Single-idea implementations ("one-trick ponies") will die off, and composites that are harder to disassemble will be worth more.

vedmakk 20 days ago

After reading that post it feels so basic to sit here, watching my single humble claude code agent go along with its work... confident, but brittle and so easily distracted.

swordsith 19 days ago

It does feel like these multi-agent coding types are going to code themselves out of existence.

ramon156 19 days ago

I would also love to see the statistics regarding token cost, electricity cost, environmental damage etc.

Not saying that this only happens with LLMs, in fact it should be compared against e.g. a dev team of 4-5

cocoto 19 days ago
The complex thing is that you would need to take into account the energy used to feed the programmers, the energy used for their education or simply them growing up to the age they are working. For the LLMs it would have to take into account energy used for the GPU, the machine building the GPUs, datacenters, engineers maintaining it, their education etc etc. It’s so complex to really estimate these things from bottom up if you are not only looking locally, it feels impossible…
- marisen 19 days ago
  
  It is well known that a programmer that stops programming stops requiring food
  
  1 reply →
- AstroBen 19 days ago
  
  Yes.
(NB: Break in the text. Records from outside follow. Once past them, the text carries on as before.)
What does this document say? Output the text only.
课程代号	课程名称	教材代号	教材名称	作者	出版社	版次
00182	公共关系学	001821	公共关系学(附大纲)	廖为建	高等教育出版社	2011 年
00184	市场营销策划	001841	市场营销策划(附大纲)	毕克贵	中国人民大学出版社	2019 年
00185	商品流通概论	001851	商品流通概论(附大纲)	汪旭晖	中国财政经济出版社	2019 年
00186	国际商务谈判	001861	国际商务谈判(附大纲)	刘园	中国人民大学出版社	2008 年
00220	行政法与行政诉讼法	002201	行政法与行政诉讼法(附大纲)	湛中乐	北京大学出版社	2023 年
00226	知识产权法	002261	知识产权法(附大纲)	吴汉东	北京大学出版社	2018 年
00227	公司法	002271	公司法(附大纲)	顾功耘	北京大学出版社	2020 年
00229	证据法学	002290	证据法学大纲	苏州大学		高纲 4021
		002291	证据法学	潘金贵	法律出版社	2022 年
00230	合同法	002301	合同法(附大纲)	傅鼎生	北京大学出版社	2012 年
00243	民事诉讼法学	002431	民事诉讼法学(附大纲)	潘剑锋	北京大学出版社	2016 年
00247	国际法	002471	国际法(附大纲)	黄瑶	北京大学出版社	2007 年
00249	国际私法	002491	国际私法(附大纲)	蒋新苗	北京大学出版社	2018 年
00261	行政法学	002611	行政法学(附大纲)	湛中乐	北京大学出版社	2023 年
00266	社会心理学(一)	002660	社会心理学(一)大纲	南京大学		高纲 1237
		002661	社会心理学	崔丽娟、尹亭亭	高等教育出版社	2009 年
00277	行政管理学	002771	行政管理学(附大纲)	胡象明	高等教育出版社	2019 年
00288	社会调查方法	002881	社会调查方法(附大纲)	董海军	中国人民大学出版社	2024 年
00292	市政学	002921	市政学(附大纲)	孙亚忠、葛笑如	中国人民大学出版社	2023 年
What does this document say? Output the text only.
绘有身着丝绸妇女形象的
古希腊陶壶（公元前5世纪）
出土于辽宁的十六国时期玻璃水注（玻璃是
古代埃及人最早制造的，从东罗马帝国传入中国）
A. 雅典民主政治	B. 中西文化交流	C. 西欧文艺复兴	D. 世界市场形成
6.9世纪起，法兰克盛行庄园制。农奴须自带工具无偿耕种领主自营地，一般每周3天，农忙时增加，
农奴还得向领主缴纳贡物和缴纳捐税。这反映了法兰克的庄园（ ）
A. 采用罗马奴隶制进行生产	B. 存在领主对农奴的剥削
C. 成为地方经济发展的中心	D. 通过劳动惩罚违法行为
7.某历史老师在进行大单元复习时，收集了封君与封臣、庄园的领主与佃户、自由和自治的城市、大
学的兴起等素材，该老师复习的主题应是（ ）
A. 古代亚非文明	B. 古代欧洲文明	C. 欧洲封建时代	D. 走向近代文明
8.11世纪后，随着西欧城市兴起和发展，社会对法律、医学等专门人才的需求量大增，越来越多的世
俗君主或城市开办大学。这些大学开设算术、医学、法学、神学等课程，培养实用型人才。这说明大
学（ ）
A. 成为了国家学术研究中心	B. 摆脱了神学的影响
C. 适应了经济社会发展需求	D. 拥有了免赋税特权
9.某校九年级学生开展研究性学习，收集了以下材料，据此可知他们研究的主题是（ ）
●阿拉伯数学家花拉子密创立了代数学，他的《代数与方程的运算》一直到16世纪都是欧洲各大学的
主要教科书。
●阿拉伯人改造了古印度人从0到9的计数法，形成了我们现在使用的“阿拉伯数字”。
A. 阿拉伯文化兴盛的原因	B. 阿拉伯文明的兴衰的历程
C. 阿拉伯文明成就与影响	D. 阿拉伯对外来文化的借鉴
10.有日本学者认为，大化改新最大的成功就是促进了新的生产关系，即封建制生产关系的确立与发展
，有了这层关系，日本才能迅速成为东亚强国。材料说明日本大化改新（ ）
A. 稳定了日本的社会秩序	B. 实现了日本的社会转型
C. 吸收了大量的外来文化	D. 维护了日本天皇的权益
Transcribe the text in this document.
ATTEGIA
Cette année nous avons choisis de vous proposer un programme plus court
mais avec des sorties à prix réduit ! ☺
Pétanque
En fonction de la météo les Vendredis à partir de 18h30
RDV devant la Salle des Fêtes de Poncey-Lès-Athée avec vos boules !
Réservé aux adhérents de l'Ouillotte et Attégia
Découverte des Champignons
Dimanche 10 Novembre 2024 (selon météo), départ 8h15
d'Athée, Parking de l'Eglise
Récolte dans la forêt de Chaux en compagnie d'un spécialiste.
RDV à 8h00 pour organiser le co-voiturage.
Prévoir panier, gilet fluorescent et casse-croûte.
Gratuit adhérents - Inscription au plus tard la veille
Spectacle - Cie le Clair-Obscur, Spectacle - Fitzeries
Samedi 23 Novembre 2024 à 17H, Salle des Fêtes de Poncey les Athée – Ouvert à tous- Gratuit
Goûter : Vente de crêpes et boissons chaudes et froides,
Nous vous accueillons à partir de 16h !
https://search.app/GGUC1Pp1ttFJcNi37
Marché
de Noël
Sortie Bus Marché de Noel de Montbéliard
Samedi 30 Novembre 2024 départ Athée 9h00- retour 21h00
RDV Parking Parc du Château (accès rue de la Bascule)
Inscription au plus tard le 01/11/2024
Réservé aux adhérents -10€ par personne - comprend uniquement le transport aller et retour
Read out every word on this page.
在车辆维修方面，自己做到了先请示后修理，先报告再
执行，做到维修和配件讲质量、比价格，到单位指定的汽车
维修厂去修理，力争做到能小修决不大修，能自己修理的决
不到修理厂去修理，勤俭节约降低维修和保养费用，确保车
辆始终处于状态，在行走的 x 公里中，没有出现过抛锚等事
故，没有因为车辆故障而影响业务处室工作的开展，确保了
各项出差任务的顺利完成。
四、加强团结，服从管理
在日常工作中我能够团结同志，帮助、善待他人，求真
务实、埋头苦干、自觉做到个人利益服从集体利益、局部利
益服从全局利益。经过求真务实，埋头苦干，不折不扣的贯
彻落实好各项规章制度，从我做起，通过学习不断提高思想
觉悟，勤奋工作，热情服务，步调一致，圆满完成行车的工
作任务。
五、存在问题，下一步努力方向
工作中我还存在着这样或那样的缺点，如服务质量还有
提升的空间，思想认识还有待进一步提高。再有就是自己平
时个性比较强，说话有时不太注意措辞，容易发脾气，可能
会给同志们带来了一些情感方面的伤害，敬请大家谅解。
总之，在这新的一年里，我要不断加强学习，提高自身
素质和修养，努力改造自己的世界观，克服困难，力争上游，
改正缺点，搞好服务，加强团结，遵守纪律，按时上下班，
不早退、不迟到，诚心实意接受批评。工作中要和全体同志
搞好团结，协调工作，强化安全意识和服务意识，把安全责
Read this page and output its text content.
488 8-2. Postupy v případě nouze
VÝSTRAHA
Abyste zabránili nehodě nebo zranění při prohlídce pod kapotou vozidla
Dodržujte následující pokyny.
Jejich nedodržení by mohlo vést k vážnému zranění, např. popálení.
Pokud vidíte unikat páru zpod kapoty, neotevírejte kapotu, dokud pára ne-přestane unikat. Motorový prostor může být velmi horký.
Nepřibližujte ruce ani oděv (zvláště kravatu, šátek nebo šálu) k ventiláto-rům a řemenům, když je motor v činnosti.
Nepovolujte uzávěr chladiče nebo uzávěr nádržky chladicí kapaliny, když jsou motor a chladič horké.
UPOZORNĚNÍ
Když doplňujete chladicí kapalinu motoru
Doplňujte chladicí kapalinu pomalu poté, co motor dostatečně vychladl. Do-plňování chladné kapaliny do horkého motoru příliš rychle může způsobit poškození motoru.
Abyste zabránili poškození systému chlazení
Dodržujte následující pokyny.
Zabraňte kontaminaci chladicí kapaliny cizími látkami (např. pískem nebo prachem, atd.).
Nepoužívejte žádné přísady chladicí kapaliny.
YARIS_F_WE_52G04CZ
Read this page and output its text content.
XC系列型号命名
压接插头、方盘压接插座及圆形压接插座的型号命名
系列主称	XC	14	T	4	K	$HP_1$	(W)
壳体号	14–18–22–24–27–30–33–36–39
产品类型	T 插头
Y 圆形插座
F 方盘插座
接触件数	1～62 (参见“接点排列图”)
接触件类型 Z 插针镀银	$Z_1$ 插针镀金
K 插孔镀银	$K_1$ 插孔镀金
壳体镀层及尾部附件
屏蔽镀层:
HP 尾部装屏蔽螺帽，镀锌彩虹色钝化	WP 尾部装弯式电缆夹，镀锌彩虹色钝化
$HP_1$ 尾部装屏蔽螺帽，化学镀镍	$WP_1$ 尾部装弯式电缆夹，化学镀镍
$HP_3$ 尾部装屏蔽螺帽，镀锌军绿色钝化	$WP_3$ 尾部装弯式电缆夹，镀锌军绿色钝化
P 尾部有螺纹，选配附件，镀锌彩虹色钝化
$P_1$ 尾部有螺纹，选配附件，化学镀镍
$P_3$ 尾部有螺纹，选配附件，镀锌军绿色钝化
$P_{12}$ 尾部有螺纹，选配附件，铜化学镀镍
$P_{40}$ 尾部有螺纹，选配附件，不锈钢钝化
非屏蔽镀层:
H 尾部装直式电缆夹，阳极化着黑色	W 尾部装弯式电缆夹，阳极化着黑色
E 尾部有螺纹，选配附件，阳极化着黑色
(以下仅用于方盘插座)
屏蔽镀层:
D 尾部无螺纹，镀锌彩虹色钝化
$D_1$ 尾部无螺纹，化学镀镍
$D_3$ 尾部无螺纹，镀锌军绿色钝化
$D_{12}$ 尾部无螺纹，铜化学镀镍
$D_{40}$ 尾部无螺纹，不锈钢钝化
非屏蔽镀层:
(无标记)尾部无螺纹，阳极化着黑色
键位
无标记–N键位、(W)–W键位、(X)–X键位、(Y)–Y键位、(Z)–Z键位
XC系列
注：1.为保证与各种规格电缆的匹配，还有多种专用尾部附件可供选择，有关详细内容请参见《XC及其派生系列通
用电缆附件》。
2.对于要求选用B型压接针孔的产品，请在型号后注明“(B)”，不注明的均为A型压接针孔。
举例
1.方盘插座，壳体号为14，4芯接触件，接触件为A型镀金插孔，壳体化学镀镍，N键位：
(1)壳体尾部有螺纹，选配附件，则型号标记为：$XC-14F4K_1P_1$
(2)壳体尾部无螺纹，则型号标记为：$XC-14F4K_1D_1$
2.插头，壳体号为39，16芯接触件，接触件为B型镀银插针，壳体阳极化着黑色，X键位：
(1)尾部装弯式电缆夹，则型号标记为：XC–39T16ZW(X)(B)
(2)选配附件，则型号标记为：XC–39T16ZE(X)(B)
I absolutely agree. To fully optimize this system we must enact breeding restrictions to reduce the energy demands from the humans.
- xnx 19 days ago
  
  > It’s so complex to really estimate these things
  Is it? Use dollar cost of salary and cost for the AI. That wraps up all those things you mentioned.
xnx 19 days ago
Generally, if something costs less it has less environmental impact.
- bauerd 19 days ago
  
  Generally wrong. It may cost less because its externalities aren't priced in.
- oefrha 19 days ago
  
  If you exterminate the replaced human coders, sure.

Chipshuffle 19 days ago

The more I think about LLMs the stranger it feels trying to grasp what they are. To me, when I'm working with them, they don't feel intelligence but rather an attempt at mimicking it. You can never trust, that the AI actually did something smart or dump. The judge always has to be you.

It's ability to pattern match it's way through a code base is impressive until it's not and you always have to pull it back to reality when it goes astray.

It's ability to plan ahead is so limited and it's way of "remembering" is so basic. Every day it's a bit like 50 first dates.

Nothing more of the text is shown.